Laura Lyons was preparing food in her kitchen Sunday when the lazy afternoon took a turn for the absurd. A loud squawking — similar to the beginning of an emergency broadcast alert — blasted from the living room, the Orinda mother said, followed by a detailed warning of three North Korean intercontinental ballistic missiles headed to Los Angeles, Chicago and Ohio.
“It warned that the United States had retaliated against Pyongyang and that people in the affected areas had three hours to evacuate,” Lyons said Monday. “It sounded completely legit, and it was loud and got our attention right off the bat. … It was five minutes of sheer terror and another 30 minutes trying to figure out what was going on.”
Lyons and her husband stood slack-jawed in the living room, terrified but also confused because the television continued airing the NFC Championship football game. As their scared 8-year-old son crawled underneath the rug, the couple realized the apocalyptic warning came from their Nest security camera atop their living room television.
After many panicked minutes and phone calls to 911 and to Nest, the couple learned they likely were the victims of a hacker. And that panic turned to anger when they found out that Nest knew that there had been a number of such incidents — none involving nuclear strike scenarios — but failed to alert customers. Lyons said a Nest supervisor told them Sunday they likely were the victims of a “third party hack” that gained access to their camera and its speakers. The company did not return a request for comment Monday.
The Lyons are not alone.
Reports from across the country indicate a growing problem of hackers accessing the WiFi-enabled cameras from Nest and other similar companies. In December, a Houston couple rushed to their infant’s room when a hacker began screaming over the family’s Nest camera baby monitor that he was going to kidnap their child. The same month, a benevolent Canadian hacker began speaking to a Nest camera user in Arizona, warning him that his system was ripe for hacking and how to protect it.

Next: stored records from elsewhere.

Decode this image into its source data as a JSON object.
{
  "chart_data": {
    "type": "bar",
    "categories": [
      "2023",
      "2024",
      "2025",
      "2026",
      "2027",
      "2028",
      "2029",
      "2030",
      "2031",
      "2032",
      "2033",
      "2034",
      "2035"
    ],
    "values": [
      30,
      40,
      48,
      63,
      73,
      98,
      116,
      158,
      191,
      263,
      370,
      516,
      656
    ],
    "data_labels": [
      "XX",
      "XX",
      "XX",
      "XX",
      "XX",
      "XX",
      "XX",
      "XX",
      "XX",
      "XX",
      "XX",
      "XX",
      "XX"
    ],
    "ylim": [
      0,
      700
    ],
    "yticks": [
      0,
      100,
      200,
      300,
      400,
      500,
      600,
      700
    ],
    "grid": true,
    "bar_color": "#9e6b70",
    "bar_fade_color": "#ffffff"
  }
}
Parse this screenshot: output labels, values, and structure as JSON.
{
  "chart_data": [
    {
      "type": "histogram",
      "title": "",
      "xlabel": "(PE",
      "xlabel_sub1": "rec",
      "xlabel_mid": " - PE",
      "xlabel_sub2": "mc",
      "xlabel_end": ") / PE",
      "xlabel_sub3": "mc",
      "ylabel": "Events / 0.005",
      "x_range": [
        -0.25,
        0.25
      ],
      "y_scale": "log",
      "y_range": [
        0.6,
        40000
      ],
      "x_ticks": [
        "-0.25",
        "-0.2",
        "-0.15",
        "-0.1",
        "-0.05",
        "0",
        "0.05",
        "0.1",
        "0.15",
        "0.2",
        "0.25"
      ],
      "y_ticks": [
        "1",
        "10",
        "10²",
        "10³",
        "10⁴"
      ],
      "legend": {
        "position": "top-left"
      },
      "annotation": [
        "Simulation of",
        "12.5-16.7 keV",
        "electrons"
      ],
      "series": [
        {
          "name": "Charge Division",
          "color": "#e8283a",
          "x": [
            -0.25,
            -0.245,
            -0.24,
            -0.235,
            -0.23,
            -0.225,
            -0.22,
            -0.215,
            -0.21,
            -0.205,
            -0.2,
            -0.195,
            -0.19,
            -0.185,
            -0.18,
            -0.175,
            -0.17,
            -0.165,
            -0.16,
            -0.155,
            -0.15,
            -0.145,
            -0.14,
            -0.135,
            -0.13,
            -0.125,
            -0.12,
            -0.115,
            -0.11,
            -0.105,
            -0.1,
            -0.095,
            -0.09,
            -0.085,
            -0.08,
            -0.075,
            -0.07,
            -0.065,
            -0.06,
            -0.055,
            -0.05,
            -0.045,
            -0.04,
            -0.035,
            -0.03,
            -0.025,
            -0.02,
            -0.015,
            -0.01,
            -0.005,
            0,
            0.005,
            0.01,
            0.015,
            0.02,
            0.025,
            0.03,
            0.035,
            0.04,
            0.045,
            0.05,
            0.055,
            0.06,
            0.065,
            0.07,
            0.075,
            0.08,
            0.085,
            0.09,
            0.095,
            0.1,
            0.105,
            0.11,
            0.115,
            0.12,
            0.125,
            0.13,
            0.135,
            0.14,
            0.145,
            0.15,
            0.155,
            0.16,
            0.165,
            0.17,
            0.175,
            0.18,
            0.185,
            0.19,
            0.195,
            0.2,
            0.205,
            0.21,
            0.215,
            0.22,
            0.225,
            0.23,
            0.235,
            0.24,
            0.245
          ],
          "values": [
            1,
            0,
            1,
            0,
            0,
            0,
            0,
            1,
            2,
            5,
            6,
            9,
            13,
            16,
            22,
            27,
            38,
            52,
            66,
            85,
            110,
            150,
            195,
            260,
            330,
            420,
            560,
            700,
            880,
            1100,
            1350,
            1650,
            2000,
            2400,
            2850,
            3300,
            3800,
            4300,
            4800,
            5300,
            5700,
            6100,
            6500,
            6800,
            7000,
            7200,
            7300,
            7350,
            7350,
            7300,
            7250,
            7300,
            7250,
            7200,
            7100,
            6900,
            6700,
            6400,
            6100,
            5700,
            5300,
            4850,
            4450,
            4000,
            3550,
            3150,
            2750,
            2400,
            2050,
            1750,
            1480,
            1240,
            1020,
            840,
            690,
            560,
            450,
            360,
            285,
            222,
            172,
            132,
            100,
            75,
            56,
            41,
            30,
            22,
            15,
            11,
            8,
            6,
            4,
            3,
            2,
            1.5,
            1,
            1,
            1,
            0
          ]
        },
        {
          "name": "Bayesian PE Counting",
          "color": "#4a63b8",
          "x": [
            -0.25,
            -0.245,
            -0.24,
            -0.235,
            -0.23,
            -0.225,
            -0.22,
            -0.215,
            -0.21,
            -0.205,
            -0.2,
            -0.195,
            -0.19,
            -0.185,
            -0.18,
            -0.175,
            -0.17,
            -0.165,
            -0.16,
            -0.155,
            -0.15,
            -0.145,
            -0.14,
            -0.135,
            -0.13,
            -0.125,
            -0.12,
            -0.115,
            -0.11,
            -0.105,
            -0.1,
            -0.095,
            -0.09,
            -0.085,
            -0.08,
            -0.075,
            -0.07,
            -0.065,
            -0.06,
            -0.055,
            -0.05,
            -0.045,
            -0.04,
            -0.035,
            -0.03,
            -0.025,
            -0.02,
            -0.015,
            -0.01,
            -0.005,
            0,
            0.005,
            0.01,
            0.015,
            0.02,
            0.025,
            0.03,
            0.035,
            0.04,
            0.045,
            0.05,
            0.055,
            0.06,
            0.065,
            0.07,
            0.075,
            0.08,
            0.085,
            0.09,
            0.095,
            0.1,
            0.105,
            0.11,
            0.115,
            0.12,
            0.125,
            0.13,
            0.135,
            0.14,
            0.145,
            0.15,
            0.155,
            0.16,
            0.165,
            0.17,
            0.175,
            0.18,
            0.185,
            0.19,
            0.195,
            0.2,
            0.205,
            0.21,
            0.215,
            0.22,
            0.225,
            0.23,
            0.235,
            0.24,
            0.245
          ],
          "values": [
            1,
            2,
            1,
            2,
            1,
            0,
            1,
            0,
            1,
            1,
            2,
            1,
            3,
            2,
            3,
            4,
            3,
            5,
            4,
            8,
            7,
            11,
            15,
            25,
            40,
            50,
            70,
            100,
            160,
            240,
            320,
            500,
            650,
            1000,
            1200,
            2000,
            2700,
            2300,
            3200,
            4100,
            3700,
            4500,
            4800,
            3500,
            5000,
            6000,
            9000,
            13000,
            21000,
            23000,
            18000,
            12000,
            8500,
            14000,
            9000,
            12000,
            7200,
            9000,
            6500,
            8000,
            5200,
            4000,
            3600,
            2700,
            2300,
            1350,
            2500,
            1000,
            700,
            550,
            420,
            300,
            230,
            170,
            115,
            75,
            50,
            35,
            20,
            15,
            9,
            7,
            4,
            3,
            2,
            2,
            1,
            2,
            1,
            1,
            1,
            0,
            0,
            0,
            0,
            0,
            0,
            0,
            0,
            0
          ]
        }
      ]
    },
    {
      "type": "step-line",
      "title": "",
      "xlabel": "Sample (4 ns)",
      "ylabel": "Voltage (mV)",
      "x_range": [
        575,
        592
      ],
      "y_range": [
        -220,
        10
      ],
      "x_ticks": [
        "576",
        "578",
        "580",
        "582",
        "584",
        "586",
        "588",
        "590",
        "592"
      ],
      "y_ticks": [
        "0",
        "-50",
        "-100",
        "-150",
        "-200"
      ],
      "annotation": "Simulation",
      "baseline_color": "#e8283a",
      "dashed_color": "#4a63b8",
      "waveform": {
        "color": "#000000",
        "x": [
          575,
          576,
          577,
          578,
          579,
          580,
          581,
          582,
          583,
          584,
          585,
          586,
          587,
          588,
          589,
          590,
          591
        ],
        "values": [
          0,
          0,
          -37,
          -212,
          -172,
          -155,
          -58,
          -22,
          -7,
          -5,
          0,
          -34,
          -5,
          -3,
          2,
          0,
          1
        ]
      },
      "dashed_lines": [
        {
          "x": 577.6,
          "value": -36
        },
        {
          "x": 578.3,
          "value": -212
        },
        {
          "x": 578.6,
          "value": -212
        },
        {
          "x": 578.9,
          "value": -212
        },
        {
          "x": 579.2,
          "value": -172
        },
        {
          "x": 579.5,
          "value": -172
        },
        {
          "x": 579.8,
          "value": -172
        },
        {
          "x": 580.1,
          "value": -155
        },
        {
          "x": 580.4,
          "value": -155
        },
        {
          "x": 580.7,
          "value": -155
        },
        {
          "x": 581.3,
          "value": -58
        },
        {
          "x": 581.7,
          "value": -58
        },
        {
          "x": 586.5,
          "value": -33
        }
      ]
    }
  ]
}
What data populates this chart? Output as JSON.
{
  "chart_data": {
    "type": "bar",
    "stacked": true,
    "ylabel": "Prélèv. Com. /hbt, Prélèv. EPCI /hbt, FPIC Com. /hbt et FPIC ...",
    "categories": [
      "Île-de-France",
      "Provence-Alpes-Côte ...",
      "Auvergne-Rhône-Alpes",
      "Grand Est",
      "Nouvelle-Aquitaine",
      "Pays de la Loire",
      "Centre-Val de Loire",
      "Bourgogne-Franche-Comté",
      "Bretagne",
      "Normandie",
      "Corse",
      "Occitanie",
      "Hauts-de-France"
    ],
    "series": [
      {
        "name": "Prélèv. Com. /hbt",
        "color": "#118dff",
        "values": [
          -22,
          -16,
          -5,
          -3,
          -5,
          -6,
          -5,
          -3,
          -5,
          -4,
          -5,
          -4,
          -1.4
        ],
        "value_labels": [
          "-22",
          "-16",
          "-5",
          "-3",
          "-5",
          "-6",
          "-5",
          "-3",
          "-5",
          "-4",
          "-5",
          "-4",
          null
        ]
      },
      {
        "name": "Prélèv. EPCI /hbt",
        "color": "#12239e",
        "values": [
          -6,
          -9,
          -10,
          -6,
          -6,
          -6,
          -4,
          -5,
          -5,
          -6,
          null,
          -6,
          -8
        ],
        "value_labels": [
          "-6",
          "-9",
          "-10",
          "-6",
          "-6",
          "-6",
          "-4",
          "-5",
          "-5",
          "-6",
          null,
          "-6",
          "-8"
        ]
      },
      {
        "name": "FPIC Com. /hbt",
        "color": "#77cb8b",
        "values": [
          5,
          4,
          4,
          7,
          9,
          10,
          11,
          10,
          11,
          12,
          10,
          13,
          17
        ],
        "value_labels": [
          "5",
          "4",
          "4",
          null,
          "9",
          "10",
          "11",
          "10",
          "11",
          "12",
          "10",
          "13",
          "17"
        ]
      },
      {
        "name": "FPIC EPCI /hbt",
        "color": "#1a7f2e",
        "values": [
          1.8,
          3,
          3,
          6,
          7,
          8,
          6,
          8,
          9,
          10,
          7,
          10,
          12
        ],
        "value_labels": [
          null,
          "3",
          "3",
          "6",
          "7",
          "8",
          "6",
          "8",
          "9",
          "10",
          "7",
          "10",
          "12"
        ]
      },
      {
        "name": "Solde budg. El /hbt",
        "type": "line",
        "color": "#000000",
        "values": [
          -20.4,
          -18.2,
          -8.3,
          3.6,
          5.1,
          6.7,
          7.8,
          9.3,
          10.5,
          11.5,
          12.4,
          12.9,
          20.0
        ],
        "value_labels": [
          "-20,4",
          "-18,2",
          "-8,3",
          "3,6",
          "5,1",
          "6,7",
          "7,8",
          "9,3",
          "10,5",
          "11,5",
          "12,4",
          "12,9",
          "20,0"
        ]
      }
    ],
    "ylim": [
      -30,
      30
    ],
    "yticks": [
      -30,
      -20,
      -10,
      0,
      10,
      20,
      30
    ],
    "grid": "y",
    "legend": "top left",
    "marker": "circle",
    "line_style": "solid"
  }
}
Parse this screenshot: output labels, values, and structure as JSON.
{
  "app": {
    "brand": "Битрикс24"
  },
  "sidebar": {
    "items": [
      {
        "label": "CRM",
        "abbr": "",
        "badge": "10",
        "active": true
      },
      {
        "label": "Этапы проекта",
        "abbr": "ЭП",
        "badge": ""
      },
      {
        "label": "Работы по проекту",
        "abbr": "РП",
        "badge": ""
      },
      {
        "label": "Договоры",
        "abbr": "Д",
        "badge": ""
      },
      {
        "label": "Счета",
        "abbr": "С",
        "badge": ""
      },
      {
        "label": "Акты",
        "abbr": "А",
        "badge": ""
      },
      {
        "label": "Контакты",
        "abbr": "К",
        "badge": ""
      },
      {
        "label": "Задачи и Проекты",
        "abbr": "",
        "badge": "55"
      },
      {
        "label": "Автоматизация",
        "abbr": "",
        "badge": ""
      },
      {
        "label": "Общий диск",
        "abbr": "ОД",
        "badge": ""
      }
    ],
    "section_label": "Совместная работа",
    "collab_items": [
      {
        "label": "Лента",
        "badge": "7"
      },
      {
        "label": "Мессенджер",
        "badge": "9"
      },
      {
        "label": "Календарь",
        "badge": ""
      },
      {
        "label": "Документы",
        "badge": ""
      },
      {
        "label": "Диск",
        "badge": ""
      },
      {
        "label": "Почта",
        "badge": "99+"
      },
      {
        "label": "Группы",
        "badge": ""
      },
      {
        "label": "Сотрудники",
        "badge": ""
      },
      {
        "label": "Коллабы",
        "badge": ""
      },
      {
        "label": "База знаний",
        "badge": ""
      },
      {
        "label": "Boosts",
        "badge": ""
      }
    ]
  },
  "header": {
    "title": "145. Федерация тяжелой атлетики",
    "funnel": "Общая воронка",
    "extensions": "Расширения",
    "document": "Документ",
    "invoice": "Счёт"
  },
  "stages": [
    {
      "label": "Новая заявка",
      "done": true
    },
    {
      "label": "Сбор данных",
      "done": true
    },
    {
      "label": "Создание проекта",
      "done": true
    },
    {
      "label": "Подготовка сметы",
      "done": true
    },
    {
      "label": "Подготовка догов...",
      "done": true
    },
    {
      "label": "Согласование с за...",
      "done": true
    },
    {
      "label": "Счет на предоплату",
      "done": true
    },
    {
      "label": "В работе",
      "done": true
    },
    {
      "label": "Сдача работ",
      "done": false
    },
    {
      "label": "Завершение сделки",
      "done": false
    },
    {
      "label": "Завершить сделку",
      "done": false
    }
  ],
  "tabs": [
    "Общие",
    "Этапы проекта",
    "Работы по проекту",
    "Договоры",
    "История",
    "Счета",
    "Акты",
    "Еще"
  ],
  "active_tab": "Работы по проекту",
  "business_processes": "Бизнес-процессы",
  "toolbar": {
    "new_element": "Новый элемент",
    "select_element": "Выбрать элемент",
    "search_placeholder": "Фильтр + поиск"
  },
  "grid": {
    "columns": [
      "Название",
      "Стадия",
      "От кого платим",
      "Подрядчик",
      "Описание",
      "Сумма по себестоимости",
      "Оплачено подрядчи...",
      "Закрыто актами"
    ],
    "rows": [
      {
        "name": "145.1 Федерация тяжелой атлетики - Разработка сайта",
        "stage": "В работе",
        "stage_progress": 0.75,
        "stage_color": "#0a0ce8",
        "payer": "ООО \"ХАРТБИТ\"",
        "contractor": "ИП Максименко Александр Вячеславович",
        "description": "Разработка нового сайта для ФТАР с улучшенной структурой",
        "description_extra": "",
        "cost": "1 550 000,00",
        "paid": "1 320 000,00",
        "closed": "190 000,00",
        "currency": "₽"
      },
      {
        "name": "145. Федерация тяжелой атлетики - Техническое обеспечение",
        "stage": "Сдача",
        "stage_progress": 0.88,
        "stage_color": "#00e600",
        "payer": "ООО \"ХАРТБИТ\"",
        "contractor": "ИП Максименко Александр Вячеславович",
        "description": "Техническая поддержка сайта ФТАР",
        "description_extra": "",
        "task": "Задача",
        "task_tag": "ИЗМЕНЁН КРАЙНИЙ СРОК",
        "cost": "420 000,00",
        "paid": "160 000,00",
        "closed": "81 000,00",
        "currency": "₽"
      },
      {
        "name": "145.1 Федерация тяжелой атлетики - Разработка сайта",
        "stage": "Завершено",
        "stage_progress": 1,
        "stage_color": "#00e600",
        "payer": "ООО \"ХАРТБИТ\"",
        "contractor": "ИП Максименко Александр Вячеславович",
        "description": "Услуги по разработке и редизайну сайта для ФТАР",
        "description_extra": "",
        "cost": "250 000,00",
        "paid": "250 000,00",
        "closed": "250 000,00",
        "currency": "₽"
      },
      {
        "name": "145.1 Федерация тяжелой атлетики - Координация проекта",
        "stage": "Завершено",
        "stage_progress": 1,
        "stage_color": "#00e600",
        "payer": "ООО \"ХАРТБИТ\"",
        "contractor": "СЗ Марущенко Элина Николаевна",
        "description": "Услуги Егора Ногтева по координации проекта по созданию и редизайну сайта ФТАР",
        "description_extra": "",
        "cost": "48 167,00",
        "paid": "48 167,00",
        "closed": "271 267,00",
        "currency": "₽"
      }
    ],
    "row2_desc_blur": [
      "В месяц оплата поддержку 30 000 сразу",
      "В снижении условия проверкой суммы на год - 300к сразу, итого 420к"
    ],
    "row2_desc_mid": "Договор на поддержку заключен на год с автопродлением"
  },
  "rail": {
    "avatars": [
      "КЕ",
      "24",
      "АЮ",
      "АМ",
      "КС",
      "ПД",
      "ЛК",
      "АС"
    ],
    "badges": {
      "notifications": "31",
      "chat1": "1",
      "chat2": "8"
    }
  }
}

Adwait Nadkarni, an assistant professor of computer science at the College of William & Mary, was a lead investigator in a December study on the vulnerability of Nest and similiar technology.
“Our recent study of the Nest platform shows that it is reasonably secure, in comparison with other similar platforms,” Nadkarni said. “In such cases, the problem most often lies in how the devices are configured and used in the smart home, especially in terms of setting the account password.”
Nadkarni said there have been other hack attacks, but he had not heard of a nuclear hoax.
For the Orinda family, the incident began around 2 p.m. Sunday and froze Lyons in her tracks. She initially anticipated an Amber Alert warning, but the detailed nuclear war message claimed to be from Civil Defense and provided details down to the fact President Trump had been taken to a secure facility.
As the frightening message repeated a second time, Lyons’ young son asked, “Mommy, is there a missile coming?”
As she tried to calm her son, Lyons’ mind raced.
“My first thought was which car are we going to get into now because the Bay Area would be such an obvious target,” Lyons said. “I was thinking we can stop at our friends in Napa. I was disappointed I didn’t have much cash on me. I was going right down the rabbit hole.”
Lyons switched to CNN and other news stations but found no discussion of a nuclear threat. She called 911 and the dispatcher told her she had heard of no other calls.
Lyons didn’t even realize the pair of surveillance cameras the family installed a couple years ago for home security had speakers. The couple began to get more and more suspicious and eventually Googled “Nest and hack” but found nothing about a nuclear attack. Nest is owned by Google.